Affidavit & Memorandum - Posted by Ann (HI)

Posted by David Alexander on June 21, 1999 at 18:26:13:

Unless for some reason your mortgage company has a reason to check the title, I doubt they would ever know. As far as calling the loan, probably want happen unless the payments aren’t sent in, in a timely manner.

Sounds like you have a decently sophisticated buyer. You could probably accomplish the same thing buy doing a performance mortgage. Don’t really know which way would be better.

Personally, I might look for another buyer, selling with Owner financing, you hsouldn’t have a problem, finding one on your terms.

David Alexander

Affidavit & Memorandum - Posted by Ann (HI)

Posted by Ann (HI) on June 21, 1999 at 12:52:59:

I need some advice on this situation. I have sold a house to someone on an unrecorded Agreement of Sale. I don’t want to trigger the due on sale clause, and the buyer can’t qualify for a conventional mortgage at this time. She wants to record an Affidavit and Memorandum of Agreement Concerning Real Estate as a means of identifying her interest in the property. Will this be seen by my mortgage company? And will it cause them to call in my loan?

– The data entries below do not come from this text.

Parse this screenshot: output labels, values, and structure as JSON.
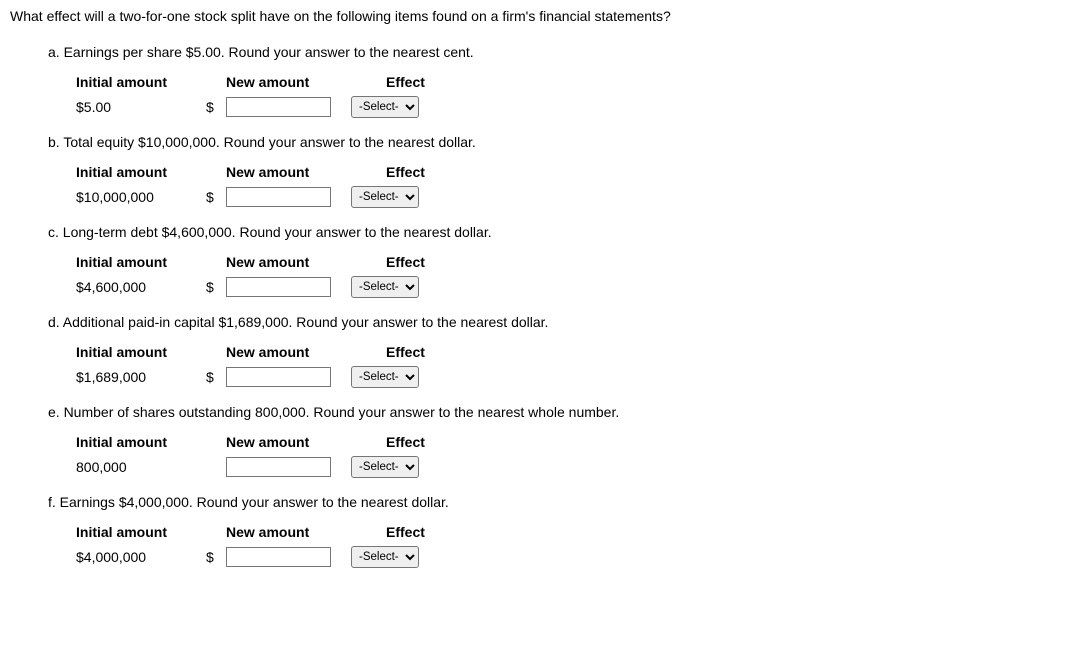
{
  "question": "What effect will a two-for-one stock split have on the following items found on a firm's financial statements?",
  "headers": {
    "initial": "Initial amount",
    "new": "New amount",
    "effect": "Effect"
  },
  "select_placeholder": "-Select-",
  "parts": {
    "a": {
      "text": "a. Earnings per share $5.00. Round your answer to the nearest cent.",
      "initial": "$5.00",
      "has_dollar": true
    },
    "b": {
      "text": "b. Total equity $10,000,000. Round your answer to the nearest dollar.",
      "initial": "$10,000,000",
      "has_dollar": true
    },
    "c": {
      "text": "c. Long-term debt $4,600,000. Round your answer to the nearest dollar.",
      "initial": "$4,600,000",
      "has_dollar": true
    },
    "d": {
      "text": "d. Additional paid-in capital $1,689,000. Round your answer to the nearest dollar.",
      "initial": "$1,689,000",
      "has_dollar": true
    },
    "e": {
      "text": "e. Number of shares outstanding 800,000. Round your answer to the nearest whole number.",
      "initial": "800,000",
      "has_dollar": false
    },
    "f": {
      "text": "f. Earnings $4,000,000. Round your answer to the nearest dollar.",
      "initial": "$4,000,000",
      "has_dollar": true
    }
  },
  "dollar_sign": "$"
}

Re: Affidavit & Memorandum - Posted by Alex Gurevich, TX

Posted by Alex Gurevich, TX on June 22, 1999 at 10:09:58:

If this is an istitutional lender with perhaps (tens of) thousands of notes in its porfolio it’s hard to imagine they’ll find in necessary to check titles, even randomly.

In my experience only 1 out of 10-15 buyers will want their contractual rights to be recorded in some way. Money always talks to me. If they are putting a large down payment, I’d let them record it.

Re: Affidavit & Memorandum - Posted by Michael Morrongiello American Note

Posted by Michael Morrongiello American Note on June 21, 1999 at 22:15:33:

I would advise NOT recording anything that might cause your lender to claim that the due on sale or transfer clause has been violated. If you have sufficient equity in the propertry perhaps AFTER the (AFD)agreement for Deed is seasoned for a short period of time a note buyer would cash you out on the AFD and then out of those proceeds you simply pay off the other lender. Remember you are trying to accomdate this buyer, certainly they want their interests protected as the buyer BUT you need to be careful.

Another tip might be to allow them to have an option or a memorandum of option that could be recorded.
Without knowing whether you financed long term or short term with them it is difficult to gauge you level of risk.